Emerging Europe’s real problem? Politicians
Tapering in the U.S and weakness in the euro zone may have held some central and eastern European economies back, analysts say, but the real reason for the region not fulfilling its full potential is: politicians.
A group of business people, policymakers and economists from central and eastern Europe gathered at an event organised by CNBC in Vienna, Austria, Monday to look at the region's potential.
"We need a mental health clinic for populist politicians," Andreas Treichl, chief executive of Erste Group Bank, joked. "It would be a huge clinic with at least 6,000 beds."
Nearly 60 percent of attendees at the event believed that the region's own governments posed the biggest risk to its economic development.
Economic growth in the Emerging Europe countries, including Turkey and Russia as well as the CEE region, slowed to around 1 percent annual growth in the last quarter of 2012 as the euro zone debt crisis hit exports. But the pace picked up to around 2 percent in the third quarter of 2013. However, this still lags far behind the pace enjoyed by the fastest growth emerging markets like China and India.
(Read more: Can Emerging Europe's central banks fight the Fed?)
Some of the populist measures blamed for failure to tackle long-term economic issues include the replacing of Hungary's central bank governor with a government loyalist – and its subsequent focus on short-term cutting interest rates rather than tackling the country's hefty foreign exchange debt.
Failure to keep up the pace of reform in the post-Communist era, the weakness of third-level education and a subsequent 'brain drain', and corruption, were all blamed on governmental weakness.
(Read more: Political woes pervade in emerging markets)

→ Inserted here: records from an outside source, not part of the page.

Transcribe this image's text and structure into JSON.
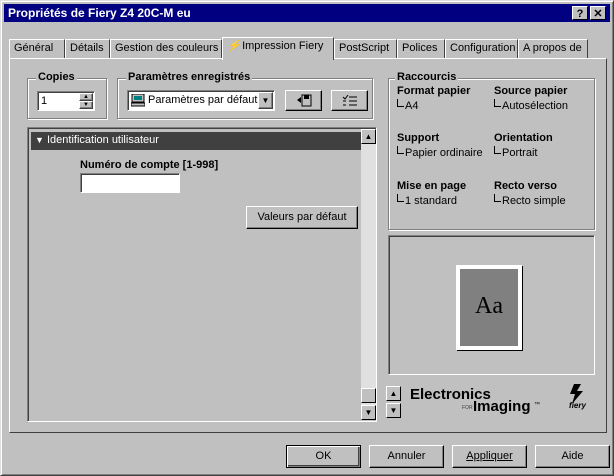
{
  "window": {
    "title": "Propriétés de Fiery Z4 20C-M eu",
    "help_btn": "?",
    "close_btn": "✕"
  },
  "tabs": [
    {
      "label": "Général"
    },
    {
      "label": "Détails"
    },
    {
      "label": "Gestion des couleurs"
    },
    {
      "label": "Impression Fiery",
      "icon": "fiery-icon",
      "active": true
    },
    {
      "label": "PostScript"
    },
    {
      "label": "Polices"
    },
    {
      "label": "Configuration"
    },
    {
      "label": "A propos de"
    }
  ],
  "copies": {
    "label": "Copies",
    "value": "1"
  },
  "saved_settings": {
    "label": "Paramètres enregistrés",
    "selected": "Paramètres par défaut",
    "icon": "computer-icon"
  },
  "section": {
    "header": "Identification utilisateur",
    "account_label": "Numéro de compte [1-998]",
    "account_value": "",
    "defaults_button": "Valeurs par défaut"
  },
  "shortcuts": {
    "title": "Raccourcis",
    "items": [
      {
        "label": "Format papier",
        "value": "A4"
      },
      {
        "label": "Source papier",
        "value": "Autosélection"
      },
      {
        "label": "Support",
        "value": "Papier ordinaire"
      },
      {
        "label": "Orientation",
        "value": "Portrait"
      },
      {
        "label": "Mise en page",
        "value": "1 standard"
      },
      {
        "label": "Recto verso",
        "value": "Recto simple"
      }
    ]
  },
  "preview": {
    "text": "Aa"
  },
  "brand": {
    "line1": "Electronics",
    "for": "FOR",
    "line2": "Imaging",
    "tm": "™",
    "logo_text": "fiery"
  },
  "buttons": {
    "ok": "OK",
    "cancel": "Annuler",
    "apply": "Appliquer",
    "help": "Aide"
  },
  "colors": {
    "title_bar": "#000080",
    "section_header": "#404040",
    "preview_page": "#808080"
  }
}
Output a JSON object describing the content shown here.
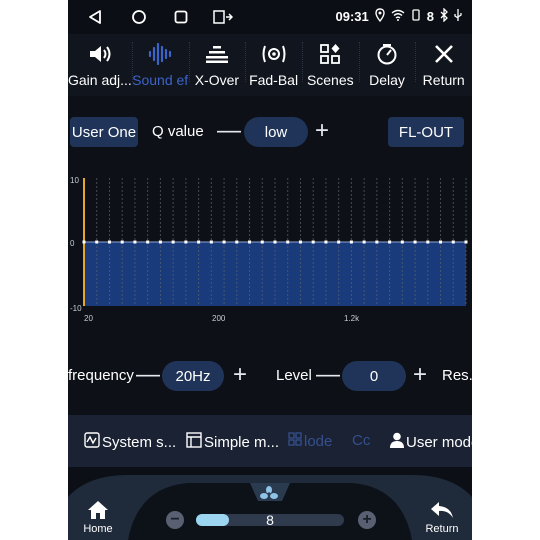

As CEE countries join the European Union, its people have taken advantage of one of the key tenets of the 28-country group: freedom of movement and labor. Politicians in some of the older European Union states, particularly the U.K., have become increasingly vocal about migrants from newer EU members like Romania and Bulgaria. The flip side of this, however, is that the CEE region is losing some of its brightest young people, according to economists.
"Our region will have an even worse demographic problem than it does at the moment," Treichl warned.
Like most of the rest of Europe, the region is facing a aging or "greying" population after increasing life expectancy and lower fertility rates. This problem is exacerbated by the lack of private pension provision, a hangover from the socialist era.
By 2060, Bulgaria's population will shrink by 28 percent, Latvia's by 26 percent, Lithuania's by 24 percent, Romania's by 21 percent and Poland's by 18 percent, according to Eurostat forecasts.
This makes the retention of talent ever more important to the region, according to the opinion-formers gathered by Erste.
To keep young people, and attract more from outside, the region needs to reduce barriers to trade, generate cheap energy through shale gas exploration, provide cheap housing and long term financing, according to a plan devised by Eduard Zehetner, chief executive of Immofinanz, the Austrian property investor, with other regional experts.
"We have to keep people in the region," he told the event.